Thursday, November 21, 2013

Lil' Jon, My Novel, and the Creative Process

Back in kindergarten, I told my mom that, "There aren't enough sheets of manila paper in the whole world for all of my ideas!"  Two important thoughts arise from this: (1) my school was too cheap for construction paper and too far back in time for nice white copy paper, and (2) there are now more than enough pieces of manila paper in the world for my few-and-far-between ideas.

My parents gave me lots of artistic freedom as a kid, whether it was letting me draw on every paper surface, giving me "really good" crafting scissors in early elementary school (with which I cut the same pointer finger open in the same place and got the same stitches twice), and giving me the most advanced electronic publishing tools to be had on a 1987 home PC to create the Bear Facts newsletter (circulation: 2).  I ice skated, danced, tumbled, played piano, sang, made every possible genre of art, blew up multiple experiments, built things, studied things through my Fisher Price microscope, accessorized, theorized, and terrorized.  I was a free, creative, curious spirit, and my parents let nothing stand in my way.

I squished so many gross things into these slides, you guys...
Now, it's all I can do to choke out a blog post.  I used to have a whole creative process that made writing, art, studying, and - fine, still blowing things up - ritual.  Maybe I've skimped on the ritual?  Maybe I would stop staring idealess at the screen/notebook if I set the mood a little better?

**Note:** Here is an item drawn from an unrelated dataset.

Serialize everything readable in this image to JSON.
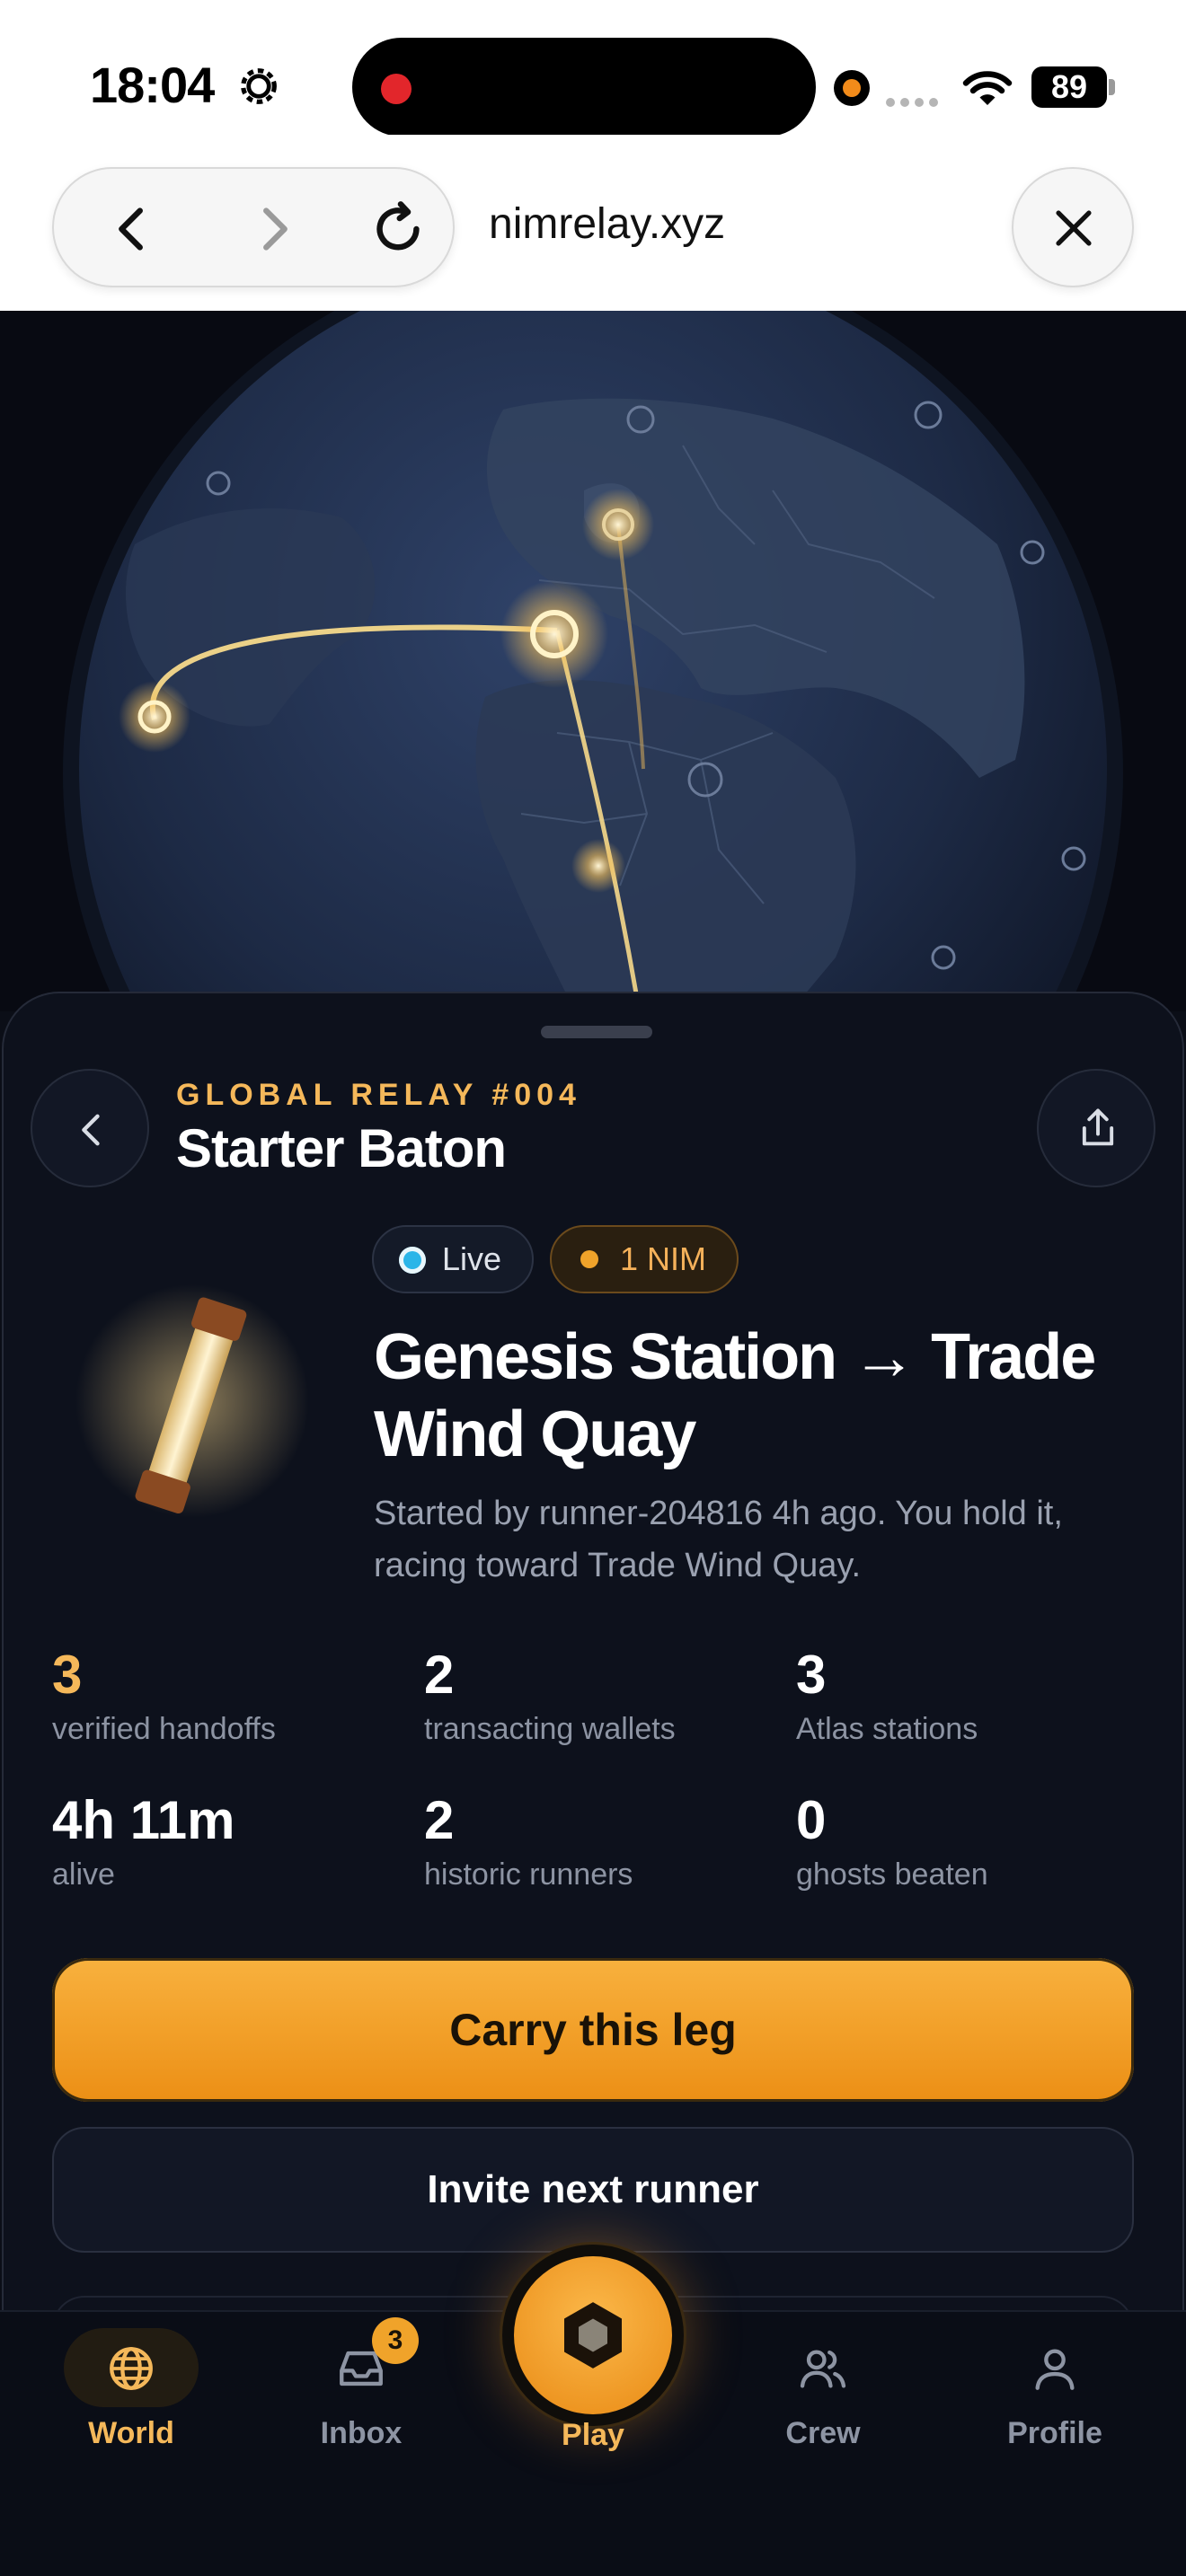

I'd be willing to bet all successful creatives have a ritual for when they do their thing, and that's the root of the problem.  Like, can't you just imagine Lil' Jon sitting around in his fuzzy socks with a cuppa ginger tea twirling his gold chain absent-mindedly coming up with more lyrics like,
Shortie crunk - so fresh, so clean; 
'Can she f***?' - that question been harassing me.
In the mind, this bitch is fine -
I done came to the club about fifty-eleven times.
Or sitting cross-legged in one of the puffy chairs at Starbucks with a Pumpkin Spice Latte scrawling out lyrics in his moleskin notebook?

I've tried everything this month (and about three past Novembers) to produce a novel for National Novel Writing Month. I've got nothing.  Well, a title, but otherwise nothing.  Maybe I just need to get crunk.

Monday, November 11, 2013

The Matter of Who Matters

The Velveteen Rabbit completely f'ed up my worldview when I was 4.  Before having it read to me, I was pretty sure my each one of my stuffed animals was important and autonomous, but after hearing the story, I knew that those who were loved the most (all of them in my case, as not to discriminate) came alive at night and did important stuff.  I grew to have respect for them and treated them as creatures who mattered to me - and considering I sheltered, clothed, and snuggled them, I assume I mattered to them.

This is Teddy Vandersluis-Morgan.  He's my reminder from childhood that love should know no bounds, human or furry. You'll notice he's dressed to the nines because that's just the kind of teddy-bear-handler I am. Also, because he may come alive at night and need to be ready to party in the woods or catch salmon or whatever.  I don't judge him.  He's a grown bear.

Teddy Vandersluis-Morgan, Age 31
The love I invested in Teddy as a little girl comes back tenfold when I need a reminder of how simple love can be and how a hug can make you feel like you matter - that you're "real."  To quote the Skin Horse (gross name, right?) from The Velveteen Rabbit, 

"Real isn’t how you are made. . . .It's a thing that happens to you. When a child loves you for a long, long time, not just to play with, but REALLY loves you, then you become Real."

I believe that you can love others into a state of mattering.  People suffer from loneliness and feelings of invisibility because they aren't noticed and loved into mattering.  Failure-to-thrive babies who get all of their physical needs met, but not love and hugs, are sad examples of this.  We all matter - person, animal, or teddy bear - and we all deserve to be loved into a great state of mattering.